Another wave of North Carolina residents now under home orders

Randy Barnes, a restaurant worker who has been laid off due to the coronavirus pandemic, loads food for a customer at a drive thru operated by Carrboro United in Carrboro, N.C., Thursday, March 26, 2020. The food hub is run by restaurant workers who have all been laid off due to coronavirus and they are being paid a living wage. (AP Photo/Gerry Broome)

RALEIGH — North Carolina’s capital county on Thursday added another 1.1 million state residents to those now or soon under stay-at-home orders to dampen the coronavirus spread, which state officials say has contributed to another death.

Elected leaders of Raleigh, Cary and elsewhere in Wake County agreed to the countywide order, which will take effect as of 5 p.m. Friday until April 16. It directs employees in otherwise non-essential businesses to remain at home except when doing things such as grocery shopping, going to doctor appointments, exercising and other narrow exceptions. Gatherings beyond one’s immediate family are prohibited.

“The damage that this virus is doing to us and to our economy will be minimized by taking action today,” Wake County commission Chairman Greg Ford said in making the announcement. “The length of time in which our lives are disrupted can be minimized by being proactive.” Wake County said it had about 100 positive cases as of Thursday afternoon.

Similar declarations are in effect or will be soon in Mecklenburg, Buncombe and Guilford counties, as well as in Durham and Winston-Salem. Orange County’s order, which includes Chapel Hill and Carrboro, takes effect Friday evening through all of April.

Statewide, restaurants are closed statewide for dine-in services but can still offer take-out and delivery.

State health officials announced another virus-related death of a Harnett County resident, but provided no additional information. The state earlier this week announced two other deaths — one a person from Cabarrus County and another person from Virginia who contracted the virus while in North Carolina. The Virginia resident will not be counted in North Carolina’s official tally, however, according to the Department of Health and Human Services.

The state counted more than 630 positive COVID-19 cases as of Thursday morning, or about 130 more than Wednesday, with 50 people hospitalized. More than 15,000 COVID-19 tests have been completed statewide.

Gov. Roy Cooper has over time expanded statewide movement and commerce restrictions, and extended the closings of K-12 public schools through May 15. Cooper has declined a statewide stay-at-home right, but he said on Wednesday he expected additional guidance and orders soon.

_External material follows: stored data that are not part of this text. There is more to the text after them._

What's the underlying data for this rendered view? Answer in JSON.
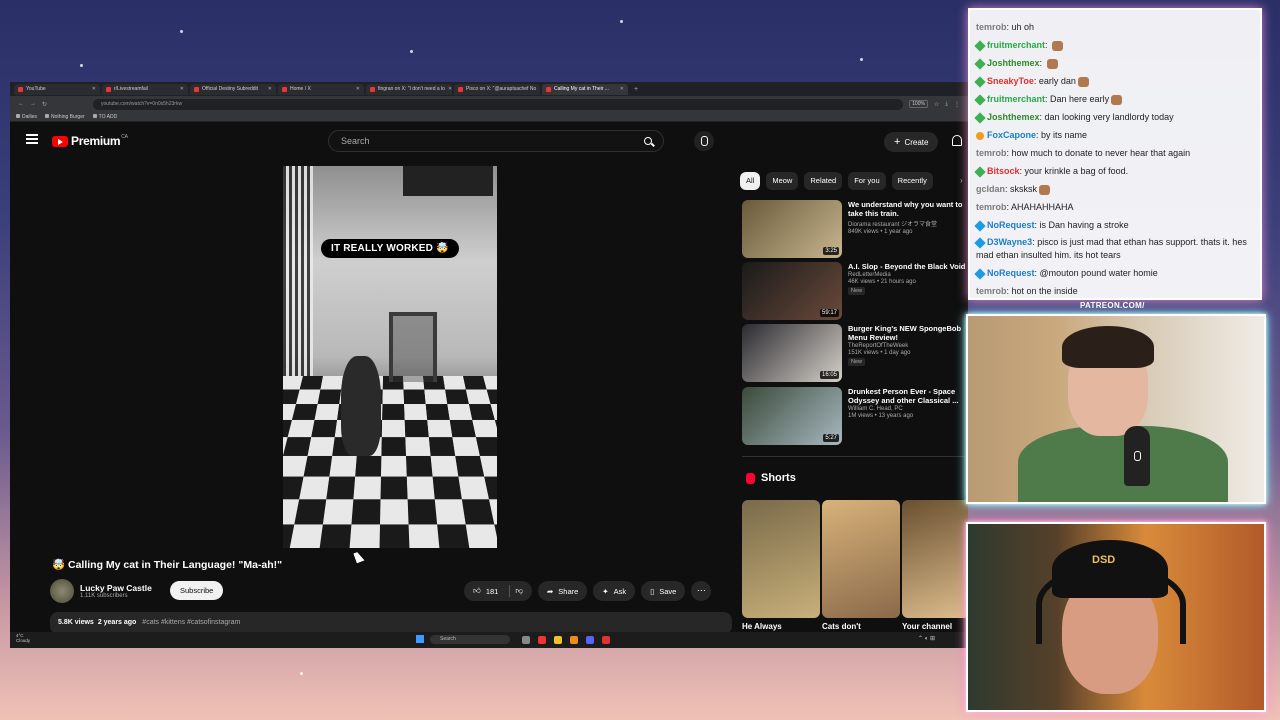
{
  "browser": {
    "tabs": [
      {
        "label": "YouTube",
        "active": false
      },
      {
        "label": "r/Livestreamfail",
        "active": false
      },
      {
        "label": "Official Destiny Subreddit",
        "active": false
      },
      {
        "label": "Home / X",
        "active": false
      },
      {
        "label": "fingran on X: \"I don't need a lo",
        "active": false
      },
      {
        "label": "Pisco on X: \"@auraptsachef No",
        "active": false
      },
      {
        "label": "Calling My cat in Their ...",
        "active": true
      }
    ],
    "url": "youtube.com/watch?v=0n0s5h23rkw",
    "zoom": "100%",
    "bookmarks": [
      "Dailies",
      "Nothing Burger",
      "TO ADD"
    ]
  },
  "yt": {
    "logo_text": "Premium",
    "region": "CA",
    "search_placeholder": "Search",
    "create_label": "Create"
  },
  "video": {
    "caption": "IT REALLY WORKED 🤯",
    "title": "🤯 Calling My cat in Their Language! \"Ma-ah!\"",
    "channel": "Lucky Paw Castle",
    "subscribers": "1.11K subscribers",
    "subscribe_label": "Subscribe",
    "likes": "181",
    "share_label": "Share",
    "ask_label": "Ask",
    "save_label": "Save",
    "more_label": "⋯",
    "views": "5.8K views",
    "age": "2 years ago",
    "tags": "#cats #kittens #catsofinstagram"
  },
  "chips": [
    "All",
    "Meow",
    "Related",
    "For you",
    "Recently"
  ],
  "recommendations": [
    {
      "title": "We understand why you want to take this train.",
      "channel": "Diorama restaurant ジオラマ食堂",
      "meta": "849K views • 1 year ago",
      "duration": "3:25",
      "badge": "",
      "colors": [
        "#6b5a3a",
        "#c7b68f"
      ]
    },
    {
      "title": "A.I. Slop - Beyond the Black Void",
      "channel": "RedLetterMedia",
      "meta": "46K views • 21 hours ago",
      "duration": "59:17",
      "badge": "New",
      "colors": [
        "#1a1a1a",
        "#6a4a3a"
      ]
    },
    {
      "title": "Burger King's NEW SpongeBob Menu Review!",
      "channel": "TheReportOfTheWeek",
      "meta": "151K views • 1 day ago",
      "duration": "16:05",
      "badge": "New",
      "colors": [
        "#2a2a30",
        "#d6d0c8"
      ]
    },
    {
      "title": "Drunkest Person Ever - Space Odyssey and other Classical ...",
      "channel": "William C. Head, PC",
      "meta": "1M views • 13 years ago",
      "duration": "5:27",
      "badge": "",
      "colors": [
        "#3a4a3a",
        "#a8b8c0"
      ]
    }
  ],
  "shorts": {
    "heading": "Shorts",
    "items": [
      {
        "title": "He Always",
        "colors": [
          "#7a6a4a",
          "#c8b07a"
        ]
      },
      {
        "title": "Cats don't",
        "colors": [
          "#d8b27a",
          "#8a6a4a"
        ]
      },
      {
        "title": "Your channel",
        "colors": [
          "#6a5030",
          "#e0c090"
        ]
      }
    ]
  },
  "taskbar": {
    "weather_temp": "4°C",
    "weather_desc": "Cloudy",
    "search_label": "Search"
  },
  "chat": [
    {
      "user": "temrob",
      "text": "uh oh",
      "color": "grey",
      "badge": ""
    },
    {
      "user": "fruitmerchant",
      "text": "",
      "color": "tp",
      "badge": "green",
      "emote": true
    },
    {
      "user": "Joshthemex",
      "text": "",
      "color": "green",
      "badge": "green",
      "emote": true
    },
    {
      "user": "SneakyToe",
      "text": "early dan",
      "color": "red",
      "badge": "green",
      "emote": true
    },
    {
      "user": "fruitmerchant",
      "text": "Dan here early",
      "color": "tp",
      "badge": "green",
      "emote": true
    },
    {
      "user": "Joshthemex",
      "text": "dan looking very landlordy today",
      "color": "green",
      "badge": "green",
      "emote": false
    },
    {
      "user": "FoxCapone",
      "text": "by its name",
      "color": "blue",
      "badge": "or",
      "emote": false
    },
    {
      "user": "temrob",
      "text": "how much to donate to never hear that again",
      "color": "grey",
      "badge": "",
      "emote": false
    },
    {
      "user": "Bitsock",
      "text": "your krinkle a bag of food.",
      "color": "red",
      "badge": "green",
      "emote": false
    },
    {
      "user": "gcldan",
      "text": "sksksk",
      "color": "grey",
      "badge": "",
      "emote": true
    },
    {
      "user": "temrob",
      "text": "AHAHAHHAHA",
      "color": "grey",
      "badge": "",
      "emote": false
    },
    {
      "user": "NoRequest",
      "text": "is Dan having a stroke",
      "color": "blue",
      "badge": "blue",
      "emote": false
    },
    {
      "user": "D3Wayne3",
      "text": "pisco is just mad that ethan has support. thats it. hes mad ethan insulted him. its hot tears",
      "color": "blue",
      "badge": "blue",
      "emote": false
    },
    {
      "user": "NoRequest",
      "text": "@mouton pound water homie",
      "color": "blue",
      "badge": "blue",
      "emote": false
    },
    {
      "user": "temrob",
      "text": "hot on the inside",
      "color": "grey",
      "badge": "",
      "emote": false
    }
  ],
  "overlay": {
    "patreon": "PATREON.COM/",
    "cap_text": "DSD"
  }
}
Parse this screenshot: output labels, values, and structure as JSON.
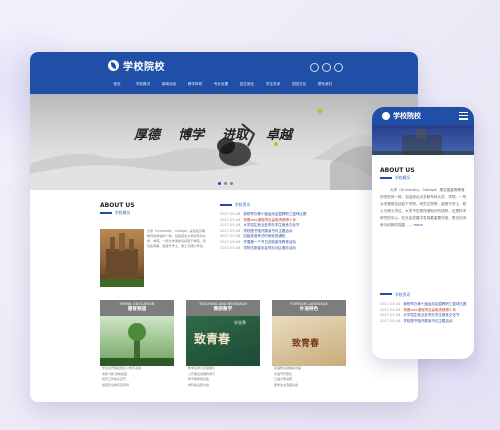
{
  "desktop": {
    "logo": "学校院校",
    "nav": [
      "首页",
      "学校概况",
      "新闻动态",
      "教学科研",
      "专业设置",
      "招生就业",
      "学生风采",
      "校园文化",
      "联系我们"
    ],
    "slogan": [
      "厚德",
      "博学",
      "进取",
      "卓越"
    ],
    "about": {
      "title": "ABOUT US",
      "subtitle": "学校概况",
      "text": "大学（University，College）是实施高等教育的学校的一种，包括综合大学和专科大学、学院。一所大学通常包括若干学院、研究生院等，能授予学士、硕士与博士学位。"
    },
    "news": {
      "subtitle": "学校资讯",
      "items": [
        {
          "date": "2017-05-08",
          "title": "我院举办第十届运动会暨教职工篮球比赛",
          "red": false
        },
        {
          "date": "2017-05-08",
          "title": "带着alex课程项目赢取资格等十年",
          "red": true
        },
        {
          "date": "2017-05-08",
          "title": "大学招生就业处举办学生宿舍文化节",
          "red": false
        },
        {
          "date": "2017-05-08",
          "title": "学校图书馆开展读书月主题活动",
          "red": false
        },
        {
          "date": "2017-05-08",
          "title": "四级英语考试时间安排通知",
          "red": false
        },
        {
          "date": "2017-05-08",
          "title": "开展第一个节日法制宣传教育活动",
          "red": false
        },
        {
          "date": "2017-05-08",
          "title": "学院志愿者协会举办社区服务活动",
          "red": false
        }
      ]
    },
    "cards": [
      {
        "en": "MORAL EDUCATION",
        "cn": "德育频道",
        "items": [
          "学生会开展爱国主义教育活动",
          "青春飞扬 激情校园",
          "德育工作会议召开",
          "校园安全教育宣传周"
        ]
      },
      {
        "en": "TEACHING AND RESEARCH",
        "cn": "教研教学",
        "items": [
          "教学名师示范课展示",
          "公开课活动顺利举行",
          "骨干教师培训会",
          "学科建设研讨会"
        ]
      },
      {
        "en": "FOREIGN LANGUAGE",
        "cn": "外语特色",
        "items": [
          "英语角活动精彩纷呈",
          "外语节开幕式",
          "口语大赛决赛",
          "留学生交流座谈会"
        ]
      }
    ],
    "card_image_text": [
      "致青春",
      "毕业季",
      "致青春"
    ]
  },
  "mobile": {
    "logo": "学校院校",
    "about": {
      "title": "ABOUT US",
      "subtitle": "学校概况",
      "text": "大学（University，College）是实施高等教育的学校的一种，包括综合大学和专科大学、学院。一所大学通常包括若干学院、研究生院等，能授予学士、硕士与博士学位。大学不仅是传授知识的场所，还是科学研究的中心，在社会发展中发挥着重要作用，是文化传承与创新的摇篮……",
      "more": "more"
    },
    "news": {
      "subtitle": "学校资讯",
      "items": [
        {
          "date": "2017-05-08",
          "title": "我院举办第十届运动会暨教职工篮球比赛",
          "red": false
        },
        {
          "date": "2017-05-08",
          "title": "带着alex课程项目赢取资格等十年",
          "red": true
        },
        {
          "date": "2017-05-08",
          "title": "大学招生就业处举办学生宿舍文化节",
          "red": false
        },
        {
          "date": "2017-05-08",
          "title": "学校图书馆开展读书月主题活动",
          "red": false
        }
      ]
    }
  },
  "colors": {
    "brand": "#1f4fa6",
    "accent_red": "#c63a32"
  }
}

Trade groups representing the state’s hospitals and doctors have urged Cooper to issue statewide directives that further prevent the public’s movement. Donald Gintzig, the WakeMed Health and Hospitals CEO, told state House members during a Thursday COVID-19 subcommittee meeting that the time for a statewide stay-at-home order probably came a few days ago.

“Staying at home is not going to make this thing go away,” said Gintzig, who is also chair of the North Carolina Healthcare Association. “What it will do … is that amount of spread that I talk about (will) happen at a much more predictable and manageable rate.”

As preparations for acute care continue, North Carolina has more than 5,000 in-patient hospital beds currently empty, State Health Director Betsy Tilson said, based on information from 75% of the state’s hospitals. More than 550 intensive-care unit beds are empty, not including additional equipment that’s expected to arrive for a surge, she said.

Child care centers can remain open in the state, but those that want to keep operating as of next week must fill out an application and meet more restrictive health and safety guidelines. The state will offer worker bonuses and payments for families whose parents are considered critical workers.

Unemployment benefit claims in North Carolina had reached 210,500 from March 16 through late Thursday, of which 88% are related to COVID-19, the Division of Employment Security said. This total compares with 100,000 claims received per month during the Great Recession in the late 2000s — labeled until now as the state’s employment security agency high-water mark, division head Lockhart Taylor said.